About half (48%) employ a combination approach—involving central, regional and local operational resources—to manage their global agency compensation.
In addition, 75% of global respondents reported that corporate procurement departments are significantly involved in the management and negotiation of agency compensation. Of this number:
47% say the process is procurement-led with marketing support
28% say the process is marketing-led with procurement support
“While many global marketers may establish their approach to agency compensation at corporate headquarters, most need to rely on their regional and local operations, in combination with their procurement colleagues, to effectively address significant differences in local costs, practices, laws and cultures,” Beals said.

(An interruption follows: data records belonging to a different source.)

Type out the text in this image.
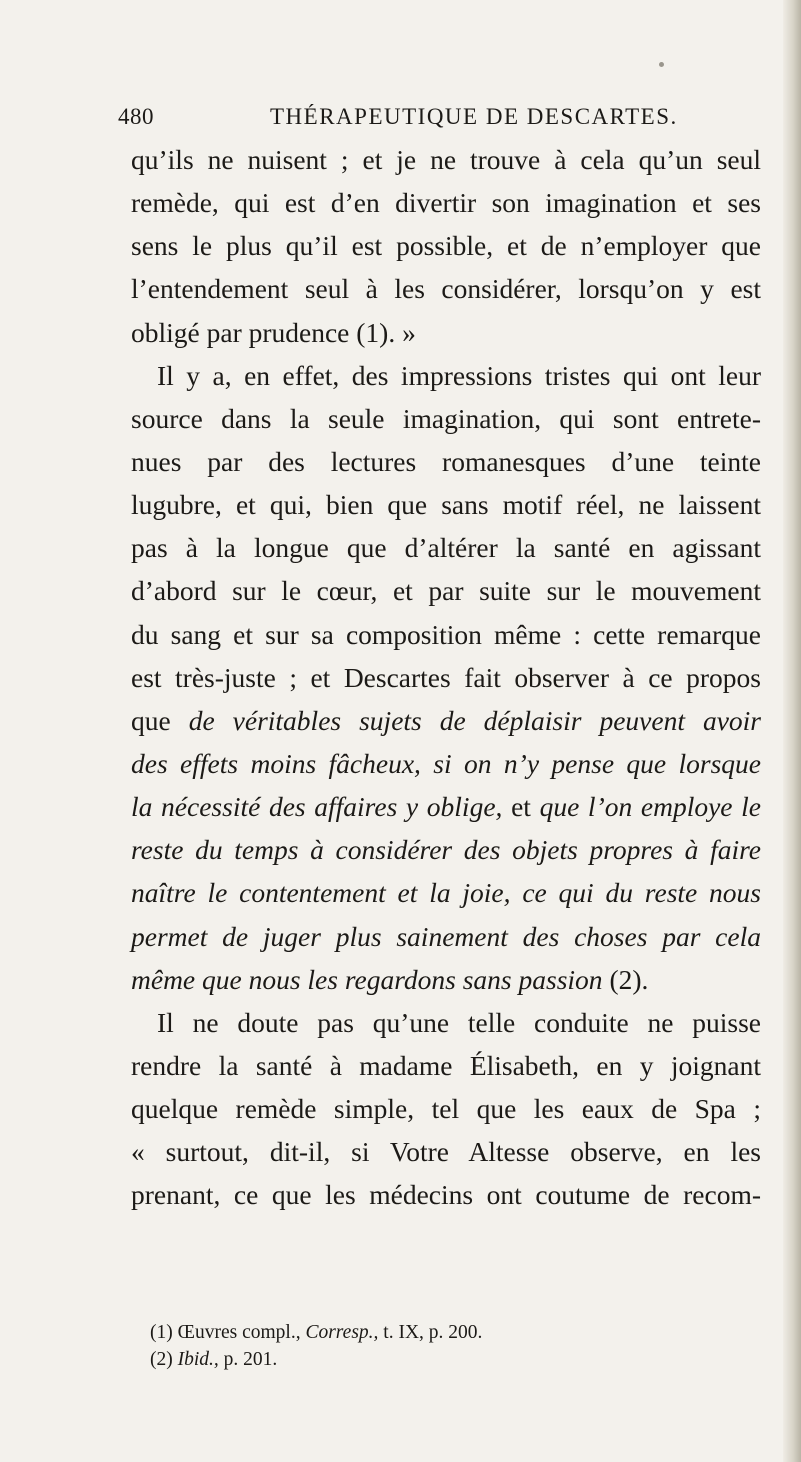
480	THÉRAPEUTIQUE DE DESCARTES.
qu’ils ne nuisent ; et je ne trouve à cela qu’un seul
remède, qui est d’en divertir son imagination et ses
sens le plus qu’il est possible, et de n’employer que
l’entendement seul à les considérer, lorsqu’on y est
obligé par prudence (1). »
Il y a, en effet, des impressions tristes qui ont leur
source dans la seule imagination, qui sont entrete-
nues par des lectures romanesques d’une teinte
lugubre, et qui, bien que sans motif réel, ne laissent
pas à la longue que d’altérer la santé en agissant
d’abord sur le cœur, et par suite sur le mouvement
du sang et sur sa composition même : cette remarque
est très-juste ; et Descartes fait observer à ce propos
que de véritables sujets de déplaisir peuvent avoir
des effets moins fâcheux, si on n’y pense que lorsque
la nécessité des affaires y oblige, et que l’on employe le
reste du temps à considérer des objets propres à faire
naître le contentement et la joie, ce qui du reste nous
permet de juger plus sainement des choses par cela
même que nous les regardons sans passion (2).
Il ne doute pas qu’une telle conduite ne puisse
rendre la santé à madame Élisabeth, en y joignant
quelque remède simple, tel que les eaux de Spa ;
« surtout, dit-il, si Votre Altesse observe, en les
prenant, ce que les médecins ont coutume de recom-
(1) Œuvres compl., Corresp., t. IX, p. 200.
(2) Ibid., p. 201.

A number of open-ended questions provided the following four insights:
1. Gaining alignment on goals, strategies and approaches, both within the client’s organization and between the client and agency global operations
2. Effectively addressing the needs of both the global organization and its local operations
3. Dealing with country-by-country differences in compensation rates, languages, cultures, laws and practices, as well as with the “I know what is best” local mindset within client organizations
4. Structuring and managing performance incentive compensation arrangements that address both global and local region / country goals and needs
Methodology This ANA Global Agency Compensation Study was fielded online in February and March of 2012. In total, 71 client-side marketers participated from global marketing organizations including Brown-Forman, Dell, Ford, IBM, Intel, Johnson & Johnson and Merck. Marketers operating in nearly 40 countries across all continents were polled.